Since $f-g$ is continuous and $\{0\}$ is closed, the inverse image of a closed set is closed, therefore $$\{x \in X: f(x) =g(x)\}$$ is closed.

Answer 2

Note : $\to$ means "converges to" in whatever metric space the elements to the right and left of $\to$ belong to.

Your proof is correct.

However, you may also observe that since we are in the metric space setting, all proofs involving continuity/density may be extended to the sequential definitions.

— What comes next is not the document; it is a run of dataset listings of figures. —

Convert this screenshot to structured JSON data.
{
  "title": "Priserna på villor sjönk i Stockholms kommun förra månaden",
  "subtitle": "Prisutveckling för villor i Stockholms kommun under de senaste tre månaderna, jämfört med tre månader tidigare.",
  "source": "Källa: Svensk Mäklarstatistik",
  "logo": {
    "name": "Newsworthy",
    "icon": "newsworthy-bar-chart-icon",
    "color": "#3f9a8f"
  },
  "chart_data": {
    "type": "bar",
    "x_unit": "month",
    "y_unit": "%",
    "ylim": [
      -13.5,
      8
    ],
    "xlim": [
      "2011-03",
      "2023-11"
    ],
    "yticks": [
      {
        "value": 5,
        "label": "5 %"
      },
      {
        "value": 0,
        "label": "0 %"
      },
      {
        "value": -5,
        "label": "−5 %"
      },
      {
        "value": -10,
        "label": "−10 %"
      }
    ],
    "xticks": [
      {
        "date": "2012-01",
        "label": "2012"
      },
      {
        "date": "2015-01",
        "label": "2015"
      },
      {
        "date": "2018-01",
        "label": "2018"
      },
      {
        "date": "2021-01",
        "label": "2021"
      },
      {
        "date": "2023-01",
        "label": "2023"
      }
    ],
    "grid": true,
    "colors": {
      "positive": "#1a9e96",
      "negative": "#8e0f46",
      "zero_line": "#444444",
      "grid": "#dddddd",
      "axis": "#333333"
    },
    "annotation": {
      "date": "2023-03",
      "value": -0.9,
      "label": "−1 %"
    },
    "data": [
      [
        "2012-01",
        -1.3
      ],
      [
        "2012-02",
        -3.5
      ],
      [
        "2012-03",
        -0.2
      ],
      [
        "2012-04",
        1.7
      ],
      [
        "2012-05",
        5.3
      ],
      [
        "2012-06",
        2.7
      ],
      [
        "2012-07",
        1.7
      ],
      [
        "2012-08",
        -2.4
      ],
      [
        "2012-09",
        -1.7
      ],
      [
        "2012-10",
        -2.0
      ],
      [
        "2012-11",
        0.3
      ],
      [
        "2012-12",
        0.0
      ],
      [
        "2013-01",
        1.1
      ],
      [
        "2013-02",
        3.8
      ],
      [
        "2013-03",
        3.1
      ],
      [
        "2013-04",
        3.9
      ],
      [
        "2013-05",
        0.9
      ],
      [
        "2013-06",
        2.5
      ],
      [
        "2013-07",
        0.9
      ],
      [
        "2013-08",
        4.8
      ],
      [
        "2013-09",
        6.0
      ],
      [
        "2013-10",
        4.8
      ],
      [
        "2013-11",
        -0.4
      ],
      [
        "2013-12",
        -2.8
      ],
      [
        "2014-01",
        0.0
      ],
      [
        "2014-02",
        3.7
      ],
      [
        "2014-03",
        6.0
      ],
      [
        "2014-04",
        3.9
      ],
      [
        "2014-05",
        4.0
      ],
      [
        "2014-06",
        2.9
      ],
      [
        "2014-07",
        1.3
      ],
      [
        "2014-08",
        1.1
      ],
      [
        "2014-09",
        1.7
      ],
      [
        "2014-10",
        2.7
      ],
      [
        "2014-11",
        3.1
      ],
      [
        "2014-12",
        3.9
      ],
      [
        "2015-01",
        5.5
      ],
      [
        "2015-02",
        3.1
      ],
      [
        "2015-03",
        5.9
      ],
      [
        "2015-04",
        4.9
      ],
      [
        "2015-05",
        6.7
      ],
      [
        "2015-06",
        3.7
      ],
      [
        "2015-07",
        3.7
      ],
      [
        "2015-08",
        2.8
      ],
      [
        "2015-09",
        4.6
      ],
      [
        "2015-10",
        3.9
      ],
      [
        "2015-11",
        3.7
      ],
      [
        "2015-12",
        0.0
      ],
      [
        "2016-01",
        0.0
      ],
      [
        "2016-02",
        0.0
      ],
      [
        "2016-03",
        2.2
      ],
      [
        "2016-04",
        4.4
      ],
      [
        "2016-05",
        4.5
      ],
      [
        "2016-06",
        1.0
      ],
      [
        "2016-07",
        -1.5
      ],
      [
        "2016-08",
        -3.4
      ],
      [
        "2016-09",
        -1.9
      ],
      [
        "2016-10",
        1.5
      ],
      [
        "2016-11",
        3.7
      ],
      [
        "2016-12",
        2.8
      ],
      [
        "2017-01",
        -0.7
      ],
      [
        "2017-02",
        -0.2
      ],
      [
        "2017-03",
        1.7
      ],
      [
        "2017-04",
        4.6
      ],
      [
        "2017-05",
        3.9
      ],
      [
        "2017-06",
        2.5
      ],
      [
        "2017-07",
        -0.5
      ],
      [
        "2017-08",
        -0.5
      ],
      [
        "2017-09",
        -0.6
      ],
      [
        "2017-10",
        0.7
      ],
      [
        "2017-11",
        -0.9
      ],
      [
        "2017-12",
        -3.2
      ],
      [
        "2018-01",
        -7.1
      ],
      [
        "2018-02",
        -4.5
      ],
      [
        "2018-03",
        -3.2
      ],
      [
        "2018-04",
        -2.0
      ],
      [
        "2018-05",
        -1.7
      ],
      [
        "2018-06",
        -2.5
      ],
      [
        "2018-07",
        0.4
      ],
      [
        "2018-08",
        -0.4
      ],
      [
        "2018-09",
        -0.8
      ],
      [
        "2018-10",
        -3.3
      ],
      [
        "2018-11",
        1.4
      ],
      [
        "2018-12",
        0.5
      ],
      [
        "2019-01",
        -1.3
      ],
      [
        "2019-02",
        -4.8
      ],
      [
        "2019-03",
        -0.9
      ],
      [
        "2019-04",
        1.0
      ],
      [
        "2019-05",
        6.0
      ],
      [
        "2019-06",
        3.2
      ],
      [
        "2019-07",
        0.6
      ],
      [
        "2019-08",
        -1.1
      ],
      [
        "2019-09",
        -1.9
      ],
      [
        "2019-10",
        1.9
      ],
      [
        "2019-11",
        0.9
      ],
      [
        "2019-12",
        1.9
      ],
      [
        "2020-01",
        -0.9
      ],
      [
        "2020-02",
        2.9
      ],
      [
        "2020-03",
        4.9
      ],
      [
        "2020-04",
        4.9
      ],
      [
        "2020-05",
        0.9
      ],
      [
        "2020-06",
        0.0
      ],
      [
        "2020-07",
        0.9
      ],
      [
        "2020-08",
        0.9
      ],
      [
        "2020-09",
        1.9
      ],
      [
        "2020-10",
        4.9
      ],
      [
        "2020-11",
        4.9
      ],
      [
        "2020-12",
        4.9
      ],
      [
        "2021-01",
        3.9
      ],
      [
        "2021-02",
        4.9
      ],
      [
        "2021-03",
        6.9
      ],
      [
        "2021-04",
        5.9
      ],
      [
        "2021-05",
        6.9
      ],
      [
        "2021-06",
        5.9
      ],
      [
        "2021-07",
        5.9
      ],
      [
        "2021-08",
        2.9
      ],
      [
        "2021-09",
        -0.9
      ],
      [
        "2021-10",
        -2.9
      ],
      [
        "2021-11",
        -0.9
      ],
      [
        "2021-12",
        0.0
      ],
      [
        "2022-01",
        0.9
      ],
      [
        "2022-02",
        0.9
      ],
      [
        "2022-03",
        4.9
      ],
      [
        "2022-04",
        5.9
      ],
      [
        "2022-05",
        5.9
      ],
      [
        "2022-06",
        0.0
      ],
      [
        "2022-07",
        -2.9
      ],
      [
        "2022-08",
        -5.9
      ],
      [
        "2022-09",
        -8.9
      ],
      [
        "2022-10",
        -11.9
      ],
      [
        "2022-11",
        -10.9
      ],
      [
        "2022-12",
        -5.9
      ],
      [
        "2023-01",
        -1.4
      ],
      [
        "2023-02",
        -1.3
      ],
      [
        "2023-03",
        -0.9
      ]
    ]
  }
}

For example, to show that $D$ is closed, it is enough to show that if $x_n \in D$ and $x_n \to x$, then $x \in D$. However, if $x_n \to x$, then by continuity, $f(x_n) \to f(x)$ and $g(x_n) \to g(x)$. Since $f(x_n) = g(x_n)$ for all $n$ it follows that $f(x) = g(x)$ by uniqueness of limits, giving $x \in D$ and hence closure of $D$.

The second proof is also right, a better way of saying things : If $f = g$ on $A$ , whose closure is $X$, then $A$ is contained in $D$ which is closed, so $D$ must contain $X$ by definition of closure being the smallest closed set containing a given set. Now, $f=g$ on $D$ so $f = g$ on $X$. You may also go sequentially : if $x \in X$, then by density there is $x_n\in A$ so that $x_n \to x$, ... (do it yourself and get $f(x) = g(x)$, which implies frmo arbitrariness of $x$ that $f=g$ on $X$).

Answer 3

Both proofs look fine.

That said, the proof to the follow up question is perhaps awkward in its use of contradiction. A direct proof with the same flavor is given by $$A \subseteq D \implies X = \bar{A} \subseteq \bar{D} = D \subseteq X \implies D=X$$

Answer 4

Your proof is correct. However to avoid using $\epsilon$ - $\delta$ I would say

$$A = \{x \in X: f(x) =g(x)\} = \bigcap_{n \in \mathbb N} A_n$$ where $A_n = \{x \in X: d_2(f(x) ,g(x)) \le 1/n\}$. $A_n$ is closed as the inverse image of the closed subset $[0, 1/n]$ under the continuous map $\varphi : x \mapsto d_2(f(x),g(x))$. $\varphi$ being continuous as a composition of continuous maps.

$A$ is closed being an intersection of closed subsets.

And I agree with your second proof two.